The 1990 Special Honours in New Zealand were three special honours lists: the first was dated 6 February 1990 and made appointments to the Order of New Zealand and the Queen's Service Order; the second was dated 17 May 1990 made awards of the Polar Medal; and the third was dated 27 November 1990, to recognise the incoming governor-general, Dame Catherine Tizard.

Order of New Zealand (ONZ)
Additional member
 Her Majesty Queen Elizabeth The Queen Mother.
 Dr Thomas Allen Monro Curnow .
 The Honourable Michael John Duffy .
 Nene Janet Paterson Clutha (Janet Frame) .
 Arthur Leslie Lydiard .
 Sir Guy Richardson Powles .

Honorary member
 Sir Shridath Surendranath Ramphal (Sonny Ramphal) .

Order of St Michael and St George

Dame Grand Cross (GCMG)
 Dame Catherine Anne Tizard  – Governor-General Designate of New Zealand.
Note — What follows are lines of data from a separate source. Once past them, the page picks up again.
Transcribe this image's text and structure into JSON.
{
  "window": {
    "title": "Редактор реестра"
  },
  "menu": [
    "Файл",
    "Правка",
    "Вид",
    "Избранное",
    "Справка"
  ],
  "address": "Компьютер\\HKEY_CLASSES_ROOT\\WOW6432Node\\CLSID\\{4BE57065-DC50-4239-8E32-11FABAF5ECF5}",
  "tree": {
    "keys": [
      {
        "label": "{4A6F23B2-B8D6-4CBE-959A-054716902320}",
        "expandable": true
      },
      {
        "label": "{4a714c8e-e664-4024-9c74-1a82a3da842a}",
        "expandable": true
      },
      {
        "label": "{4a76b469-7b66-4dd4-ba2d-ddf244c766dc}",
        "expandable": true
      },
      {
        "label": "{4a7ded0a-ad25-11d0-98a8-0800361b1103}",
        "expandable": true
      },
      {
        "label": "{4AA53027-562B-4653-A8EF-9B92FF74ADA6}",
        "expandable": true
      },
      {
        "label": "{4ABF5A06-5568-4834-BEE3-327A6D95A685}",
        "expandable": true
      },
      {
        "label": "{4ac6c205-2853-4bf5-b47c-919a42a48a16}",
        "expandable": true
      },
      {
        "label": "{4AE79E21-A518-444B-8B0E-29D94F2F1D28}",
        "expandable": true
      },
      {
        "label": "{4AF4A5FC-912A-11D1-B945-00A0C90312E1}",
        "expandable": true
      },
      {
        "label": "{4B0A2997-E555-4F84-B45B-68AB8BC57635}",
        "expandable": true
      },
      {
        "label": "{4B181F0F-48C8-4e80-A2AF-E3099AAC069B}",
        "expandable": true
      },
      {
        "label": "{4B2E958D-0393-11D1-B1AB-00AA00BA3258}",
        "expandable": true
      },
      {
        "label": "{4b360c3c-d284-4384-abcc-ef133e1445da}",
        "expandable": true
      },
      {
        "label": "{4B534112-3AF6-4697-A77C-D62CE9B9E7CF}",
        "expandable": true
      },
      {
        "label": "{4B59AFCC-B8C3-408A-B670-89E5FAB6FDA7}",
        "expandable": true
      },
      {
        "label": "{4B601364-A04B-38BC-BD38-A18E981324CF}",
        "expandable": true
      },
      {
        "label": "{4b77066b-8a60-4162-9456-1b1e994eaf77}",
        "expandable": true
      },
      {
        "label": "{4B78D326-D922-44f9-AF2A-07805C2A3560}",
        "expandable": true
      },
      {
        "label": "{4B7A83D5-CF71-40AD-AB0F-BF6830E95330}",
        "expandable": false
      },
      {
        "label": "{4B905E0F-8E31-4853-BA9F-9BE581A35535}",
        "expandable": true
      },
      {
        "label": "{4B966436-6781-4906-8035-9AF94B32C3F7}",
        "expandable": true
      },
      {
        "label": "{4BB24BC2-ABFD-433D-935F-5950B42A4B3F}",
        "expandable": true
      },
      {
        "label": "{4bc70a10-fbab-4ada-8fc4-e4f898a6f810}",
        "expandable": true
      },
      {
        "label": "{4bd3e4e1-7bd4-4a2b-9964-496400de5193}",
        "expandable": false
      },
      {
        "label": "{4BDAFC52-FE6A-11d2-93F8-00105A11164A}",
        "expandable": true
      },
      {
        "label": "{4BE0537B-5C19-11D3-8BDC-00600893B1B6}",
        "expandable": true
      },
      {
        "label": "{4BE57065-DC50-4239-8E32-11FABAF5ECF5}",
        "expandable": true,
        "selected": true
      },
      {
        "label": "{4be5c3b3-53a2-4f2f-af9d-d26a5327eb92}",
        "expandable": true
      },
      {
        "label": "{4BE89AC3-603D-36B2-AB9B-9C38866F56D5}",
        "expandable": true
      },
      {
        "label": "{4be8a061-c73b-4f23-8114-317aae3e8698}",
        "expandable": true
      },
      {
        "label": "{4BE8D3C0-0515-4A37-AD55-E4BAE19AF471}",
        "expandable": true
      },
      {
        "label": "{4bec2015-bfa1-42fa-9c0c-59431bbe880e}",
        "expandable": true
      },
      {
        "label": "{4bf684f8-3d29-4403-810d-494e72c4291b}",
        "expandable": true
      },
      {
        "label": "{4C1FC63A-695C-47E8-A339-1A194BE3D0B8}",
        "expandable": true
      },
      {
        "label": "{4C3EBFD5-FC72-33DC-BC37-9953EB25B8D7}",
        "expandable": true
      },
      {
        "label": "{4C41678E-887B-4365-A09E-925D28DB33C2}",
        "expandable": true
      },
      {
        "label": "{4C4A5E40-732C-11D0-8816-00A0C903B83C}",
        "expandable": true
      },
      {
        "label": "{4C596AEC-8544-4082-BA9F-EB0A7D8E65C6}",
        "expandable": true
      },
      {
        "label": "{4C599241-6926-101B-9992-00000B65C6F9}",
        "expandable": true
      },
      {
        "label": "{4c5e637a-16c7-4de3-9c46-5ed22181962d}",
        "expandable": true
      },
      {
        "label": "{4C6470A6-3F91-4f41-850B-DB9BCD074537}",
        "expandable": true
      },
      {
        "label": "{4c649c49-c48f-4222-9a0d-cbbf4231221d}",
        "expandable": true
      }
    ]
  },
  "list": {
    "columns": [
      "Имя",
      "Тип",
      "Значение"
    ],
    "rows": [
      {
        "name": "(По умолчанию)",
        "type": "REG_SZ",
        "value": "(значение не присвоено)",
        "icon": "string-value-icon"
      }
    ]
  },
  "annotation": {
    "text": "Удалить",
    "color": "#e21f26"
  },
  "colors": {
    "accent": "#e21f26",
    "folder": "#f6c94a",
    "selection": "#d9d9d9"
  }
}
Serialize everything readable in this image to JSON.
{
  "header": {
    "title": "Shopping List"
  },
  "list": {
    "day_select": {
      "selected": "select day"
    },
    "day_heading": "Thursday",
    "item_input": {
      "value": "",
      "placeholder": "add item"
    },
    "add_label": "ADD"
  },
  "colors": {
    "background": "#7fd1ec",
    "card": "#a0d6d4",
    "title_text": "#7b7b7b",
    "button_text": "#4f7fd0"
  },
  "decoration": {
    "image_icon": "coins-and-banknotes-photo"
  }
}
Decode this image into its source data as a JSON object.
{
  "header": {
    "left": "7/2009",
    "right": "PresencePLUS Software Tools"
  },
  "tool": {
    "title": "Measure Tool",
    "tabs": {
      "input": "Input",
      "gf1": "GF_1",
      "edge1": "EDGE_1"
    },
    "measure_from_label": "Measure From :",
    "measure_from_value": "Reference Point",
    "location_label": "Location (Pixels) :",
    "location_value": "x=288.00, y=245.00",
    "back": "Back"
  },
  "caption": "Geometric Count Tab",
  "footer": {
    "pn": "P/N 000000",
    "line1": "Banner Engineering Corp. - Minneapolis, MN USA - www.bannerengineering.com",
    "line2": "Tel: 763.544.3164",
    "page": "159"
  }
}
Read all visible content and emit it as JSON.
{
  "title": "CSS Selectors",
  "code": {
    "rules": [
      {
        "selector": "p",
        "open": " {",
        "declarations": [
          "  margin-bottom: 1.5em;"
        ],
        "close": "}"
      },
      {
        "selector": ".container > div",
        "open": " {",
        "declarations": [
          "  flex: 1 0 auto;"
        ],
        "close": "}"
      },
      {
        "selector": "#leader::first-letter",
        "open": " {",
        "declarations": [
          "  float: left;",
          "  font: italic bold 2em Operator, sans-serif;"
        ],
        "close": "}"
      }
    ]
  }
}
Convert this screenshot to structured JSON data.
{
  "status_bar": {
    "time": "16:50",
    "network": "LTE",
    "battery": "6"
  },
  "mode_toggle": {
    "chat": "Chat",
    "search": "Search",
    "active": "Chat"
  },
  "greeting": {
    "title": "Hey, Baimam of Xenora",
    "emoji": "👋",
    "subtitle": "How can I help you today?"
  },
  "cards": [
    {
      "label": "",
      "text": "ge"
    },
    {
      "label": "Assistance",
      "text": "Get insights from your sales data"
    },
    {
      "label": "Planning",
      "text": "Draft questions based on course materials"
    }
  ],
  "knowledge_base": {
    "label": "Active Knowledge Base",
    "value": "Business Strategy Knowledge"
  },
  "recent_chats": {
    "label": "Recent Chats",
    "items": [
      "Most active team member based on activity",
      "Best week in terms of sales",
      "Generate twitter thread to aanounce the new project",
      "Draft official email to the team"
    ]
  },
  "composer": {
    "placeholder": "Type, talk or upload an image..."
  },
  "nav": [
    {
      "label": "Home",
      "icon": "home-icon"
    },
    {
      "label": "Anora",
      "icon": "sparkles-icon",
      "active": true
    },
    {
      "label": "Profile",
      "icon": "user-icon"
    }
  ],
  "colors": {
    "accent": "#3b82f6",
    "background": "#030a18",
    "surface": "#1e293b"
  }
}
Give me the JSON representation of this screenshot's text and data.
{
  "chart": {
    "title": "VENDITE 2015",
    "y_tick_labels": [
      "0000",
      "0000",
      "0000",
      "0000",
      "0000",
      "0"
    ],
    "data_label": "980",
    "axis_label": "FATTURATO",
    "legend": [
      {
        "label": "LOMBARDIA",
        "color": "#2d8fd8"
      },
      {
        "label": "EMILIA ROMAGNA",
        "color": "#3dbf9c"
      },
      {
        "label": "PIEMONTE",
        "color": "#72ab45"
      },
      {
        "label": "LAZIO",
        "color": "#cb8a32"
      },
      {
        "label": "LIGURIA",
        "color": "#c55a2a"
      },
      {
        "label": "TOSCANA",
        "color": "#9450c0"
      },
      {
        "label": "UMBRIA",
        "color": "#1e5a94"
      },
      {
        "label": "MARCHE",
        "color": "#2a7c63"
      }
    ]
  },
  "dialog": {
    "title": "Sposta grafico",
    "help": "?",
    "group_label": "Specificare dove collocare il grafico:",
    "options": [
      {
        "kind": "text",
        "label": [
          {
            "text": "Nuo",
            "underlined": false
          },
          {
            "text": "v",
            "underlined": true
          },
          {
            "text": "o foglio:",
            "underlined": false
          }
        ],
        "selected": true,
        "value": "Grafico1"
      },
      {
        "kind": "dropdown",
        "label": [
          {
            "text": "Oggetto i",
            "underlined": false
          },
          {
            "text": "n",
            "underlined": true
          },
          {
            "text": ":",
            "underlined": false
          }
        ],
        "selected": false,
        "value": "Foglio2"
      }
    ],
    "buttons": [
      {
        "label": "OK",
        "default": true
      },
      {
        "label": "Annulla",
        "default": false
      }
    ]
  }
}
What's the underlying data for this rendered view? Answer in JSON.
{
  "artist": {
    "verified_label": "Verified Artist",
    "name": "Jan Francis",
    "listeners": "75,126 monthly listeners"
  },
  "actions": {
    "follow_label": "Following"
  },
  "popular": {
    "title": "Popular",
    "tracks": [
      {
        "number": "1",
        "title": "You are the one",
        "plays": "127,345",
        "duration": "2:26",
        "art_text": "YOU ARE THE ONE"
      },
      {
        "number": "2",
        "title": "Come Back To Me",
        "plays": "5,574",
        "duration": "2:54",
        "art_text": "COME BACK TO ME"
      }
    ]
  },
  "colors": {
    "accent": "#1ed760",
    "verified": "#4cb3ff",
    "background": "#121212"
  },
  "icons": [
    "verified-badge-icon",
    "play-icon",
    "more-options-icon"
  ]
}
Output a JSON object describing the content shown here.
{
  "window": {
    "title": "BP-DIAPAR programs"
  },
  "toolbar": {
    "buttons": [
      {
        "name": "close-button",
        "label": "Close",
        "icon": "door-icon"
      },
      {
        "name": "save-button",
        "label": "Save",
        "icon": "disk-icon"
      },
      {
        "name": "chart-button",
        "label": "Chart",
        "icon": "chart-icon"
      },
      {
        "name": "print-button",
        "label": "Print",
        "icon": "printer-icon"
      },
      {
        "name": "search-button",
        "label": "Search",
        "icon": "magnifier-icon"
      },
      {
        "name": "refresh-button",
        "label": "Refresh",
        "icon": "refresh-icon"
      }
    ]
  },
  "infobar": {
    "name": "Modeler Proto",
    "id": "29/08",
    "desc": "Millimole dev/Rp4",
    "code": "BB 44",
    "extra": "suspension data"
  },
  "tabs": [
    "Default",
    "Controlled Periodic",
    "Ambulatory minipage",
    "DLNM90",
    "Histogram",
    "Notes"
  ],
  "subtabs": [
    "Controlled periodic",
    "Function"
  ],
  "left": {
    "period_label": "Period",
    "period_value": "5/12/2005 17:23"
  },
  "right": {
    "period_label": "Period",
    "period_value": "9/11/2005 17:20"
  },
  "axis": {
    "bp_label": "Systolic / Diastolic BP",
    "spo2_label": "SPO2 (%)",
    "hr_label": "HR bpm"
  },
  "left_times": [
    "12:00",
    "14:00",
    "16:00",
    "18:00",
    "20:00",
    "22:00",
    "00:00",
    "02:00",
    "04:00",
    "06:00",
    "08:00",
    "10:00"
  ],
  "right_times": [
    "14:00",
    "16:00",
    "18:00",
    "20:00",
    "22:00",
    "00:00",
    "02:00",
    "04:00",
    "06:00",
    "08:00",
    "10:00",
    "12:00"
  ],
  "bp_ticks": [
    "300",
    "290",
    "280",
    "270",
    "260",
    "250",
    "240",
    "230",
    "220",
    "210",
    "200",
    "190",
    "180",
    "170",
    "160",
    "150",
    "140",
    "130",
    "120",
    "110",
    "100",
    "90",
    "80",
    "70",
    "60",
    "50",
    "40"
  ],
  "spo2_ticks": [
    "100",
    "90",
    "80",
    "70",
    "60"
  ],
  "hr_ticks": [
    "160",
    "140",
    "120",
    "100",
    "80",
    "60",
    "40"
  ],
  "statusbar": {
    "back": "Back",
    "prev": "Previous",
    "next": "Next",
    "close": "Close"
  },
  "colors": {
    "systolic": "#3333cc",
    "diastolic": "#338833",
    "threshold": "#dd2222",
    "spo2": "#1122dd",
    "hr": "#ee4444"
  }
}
Companion of the Queen's Service Order (QSO)

For community service
Extra companion
 Her Royal Highness The Princess Royal .

Additional companion
 Beverley Gwendolen, Lady Reeves.

For public services
Additional companion
 The Most Reverend Sir Paul Alfred Reeves  – Principal Companion of the Queen's Service Order and Governor-General and Commander-in-Chief in and over New Zealand since 1985.

Ordinary companion
 The Right Honourable Sir William (Frederick Payne) Heseltine   – private secretary to The Queen since 1986.

Polar Medal
With clasp "Antarctic 1978–88"
 Alexander Richard Pyne – of Wellington. For good services as a member of New Zealand expeditions to Antarctica in recent years.
 Garth Edwin Varcoe – of Christchurch. For good services as a member of New Zealand expeditions to Antarctica in recent years.